VisionGO is a two-stage calculator to predict the visual outcome of an NLP eye after open globe injury, and to show the contribution of each clinical feature. NLP Study is a series research program to study the eyes with no light perception (NLP) after ocular trauma. VisionGO uses machine learning algorithms, ophthalmologists can learn the probability of an NLP eye after open globe injury regaining vision by typing in several clinical features of an NLP eye after open globe injury. We hope this two-stage calculator can help ophthalmologists and patients better comprehend the severity of the injury, assist in decision-making of whether a vitrectomy should be performed, and predict the clinical course of the injured eye after performing a vitrectomy.

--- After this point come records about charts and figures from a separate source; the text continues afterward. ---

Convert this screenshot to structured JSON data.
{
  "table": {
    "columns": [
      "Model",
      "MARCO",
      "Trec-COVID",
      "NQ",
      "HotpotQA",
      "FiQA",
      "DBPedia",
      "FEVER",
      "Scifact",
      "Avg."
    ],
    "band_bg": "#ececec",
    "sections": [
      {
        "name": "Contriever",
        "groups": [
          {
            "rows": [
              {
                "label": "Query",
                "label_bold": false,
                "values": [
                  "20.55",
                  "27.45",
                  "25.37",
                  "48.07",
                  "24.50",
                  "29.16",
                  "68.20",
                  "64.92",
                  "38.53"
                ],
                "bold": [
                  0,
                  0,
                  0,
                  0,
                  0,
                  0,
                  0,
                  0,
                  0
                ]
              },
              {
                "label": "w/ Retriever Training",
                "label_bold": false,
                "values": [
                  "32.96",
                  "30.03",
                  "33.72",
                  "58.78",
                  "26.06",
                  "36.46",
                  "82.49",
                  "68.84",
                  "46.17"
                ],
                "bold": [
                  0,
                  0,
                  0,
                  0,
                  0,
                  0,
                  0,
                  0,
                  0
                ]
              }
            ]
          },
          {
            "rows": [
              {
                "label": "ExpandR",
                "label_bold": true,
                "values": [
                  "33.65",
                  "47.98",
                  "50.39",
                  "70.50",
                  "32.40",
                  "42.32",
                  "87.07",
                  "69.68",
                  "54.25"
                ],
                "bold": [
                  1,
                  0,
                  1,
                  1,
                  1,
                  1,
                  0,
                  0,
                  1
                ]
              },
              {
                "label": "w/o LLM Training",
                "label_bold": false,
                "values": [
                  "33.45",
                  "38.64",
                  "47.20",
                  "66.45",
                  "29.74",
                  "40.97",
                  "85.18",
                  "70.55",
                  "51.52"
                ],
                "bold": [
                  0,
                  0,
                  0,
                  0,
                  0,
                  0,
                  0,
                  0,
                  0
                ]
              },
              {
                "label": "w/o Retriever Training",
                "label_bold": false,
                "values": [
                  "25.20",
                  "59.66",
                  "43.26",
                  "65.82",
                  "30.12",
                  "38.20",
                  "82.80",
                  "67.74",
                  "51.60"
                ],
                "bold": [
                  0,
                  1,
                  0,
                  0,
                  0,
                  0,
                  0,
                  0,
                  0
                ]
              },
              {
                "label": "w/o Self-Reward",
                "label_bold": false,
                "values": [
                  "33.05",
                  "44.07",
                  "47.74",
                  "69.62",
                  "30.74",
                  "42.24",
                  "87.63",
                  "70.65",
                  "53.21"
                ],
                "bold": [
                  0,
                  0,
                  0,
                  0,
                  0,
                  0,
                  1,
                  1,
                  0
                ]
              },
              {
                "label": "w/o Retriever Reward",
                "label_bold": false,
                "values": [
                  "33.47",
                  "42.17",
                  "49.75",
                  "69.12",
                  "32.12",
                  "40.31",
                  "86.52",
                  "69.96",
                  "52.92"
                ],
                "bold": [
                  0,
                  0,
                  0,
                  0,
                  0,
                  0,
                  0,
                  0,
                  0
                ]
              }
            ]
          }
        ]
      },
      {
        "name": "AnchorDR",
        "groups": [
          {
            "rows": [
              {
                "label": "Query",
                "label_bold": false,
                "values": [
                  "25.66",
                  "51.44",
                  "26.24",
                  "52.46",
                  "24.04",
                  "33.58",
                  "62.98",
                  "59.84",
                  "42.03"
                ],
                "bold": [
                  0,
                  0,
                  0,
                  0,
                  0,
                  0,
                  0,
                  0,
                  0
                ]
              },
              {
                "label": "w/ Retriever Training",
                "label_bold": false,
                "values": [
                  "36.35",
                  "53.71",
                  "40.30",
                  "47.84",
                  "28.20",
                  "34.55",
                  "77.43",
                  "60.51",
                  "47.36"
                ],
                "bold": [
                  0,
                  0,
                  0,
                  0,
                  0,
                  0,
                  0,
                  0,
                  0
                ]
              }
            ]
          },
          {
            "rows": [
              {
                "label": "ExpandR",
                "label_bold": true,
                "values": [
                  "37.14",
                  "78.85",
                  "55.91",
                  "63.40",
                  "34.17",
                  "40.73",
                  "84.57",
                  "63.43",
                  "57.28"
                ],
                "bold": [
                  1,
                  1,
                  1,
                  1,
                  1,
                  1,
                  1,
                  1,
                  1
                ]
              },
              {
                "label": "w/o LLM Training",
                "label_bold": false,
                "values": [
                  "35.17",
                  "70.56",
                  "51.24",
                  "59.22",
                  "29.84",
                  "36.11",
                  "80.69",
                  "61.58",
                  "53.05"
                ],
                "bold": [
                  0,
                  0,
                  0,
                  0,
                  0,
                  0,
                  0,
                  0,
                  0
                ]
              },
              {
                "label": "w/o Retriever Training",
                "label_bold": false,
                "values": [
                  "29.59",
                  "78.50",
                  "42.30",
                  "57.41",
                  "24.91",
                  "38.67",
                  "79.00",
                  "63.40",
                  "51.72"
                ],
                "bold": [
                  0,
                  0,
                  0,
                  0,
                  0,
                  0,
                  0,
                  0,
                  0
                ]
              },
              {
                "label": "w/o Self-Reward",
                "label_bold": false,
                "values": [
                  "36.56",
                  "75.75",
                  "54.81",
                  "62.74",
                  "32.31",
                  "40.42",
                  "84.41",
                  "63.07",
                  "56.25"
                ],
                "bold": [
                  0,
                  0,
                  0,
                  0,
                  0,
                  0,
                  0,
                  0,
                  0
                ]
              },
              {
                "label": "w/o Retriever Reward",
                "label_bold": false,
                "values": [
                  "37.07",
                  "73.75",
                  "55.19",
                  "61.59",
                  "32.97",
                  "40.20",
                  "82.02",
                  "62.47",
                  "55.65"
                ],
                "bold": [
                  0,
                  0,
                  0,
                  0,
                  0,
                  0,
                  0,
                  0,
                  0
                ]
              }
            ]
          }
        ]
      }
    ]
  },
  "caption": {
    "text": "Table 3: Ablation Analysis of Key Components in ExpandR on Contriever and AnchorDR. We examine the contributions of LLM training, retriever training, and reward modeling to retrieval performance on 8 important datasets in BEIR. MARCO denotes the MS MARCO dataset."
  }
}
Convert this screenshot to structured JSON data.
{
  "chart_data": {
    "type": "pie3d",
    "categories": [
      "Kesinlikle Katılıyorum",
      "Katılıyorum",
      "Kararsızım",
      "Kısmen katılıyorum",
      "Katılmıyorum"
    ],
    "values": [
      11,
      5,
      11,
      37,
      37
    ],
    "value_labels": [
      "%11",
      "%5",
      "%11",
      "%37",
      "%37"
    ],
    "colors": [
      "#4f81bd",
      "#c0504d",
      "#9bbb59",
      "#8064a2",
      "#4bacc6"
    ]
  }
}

Pre-operative model can predict the probability of an NLP eye after OGI regaining vision by analyzing 10 clinical features observed before vitrectomy, including intraocular foreign body or not, perforating injury or not, TWL, DLP, iris status, cornea status, aqueous humor status, lens status, vitreous status, and time of vitrectomy.

Intra-operative model can predict the probability of an NLP eye after OGI regaining vision by analyzing 10 clinical features observed before vitrectomy and 6 features observed during vitrectomy, including intraocular foreign body or not, perforating injury or not, TWL, DLP, iris status, cornea status, aqueous humor status, lens status, vitreous status, time of vitrectomy, retinal residue, configuration of retinal detachment, retina status, retina reattachment, choroid reattachment, and ciliary body status.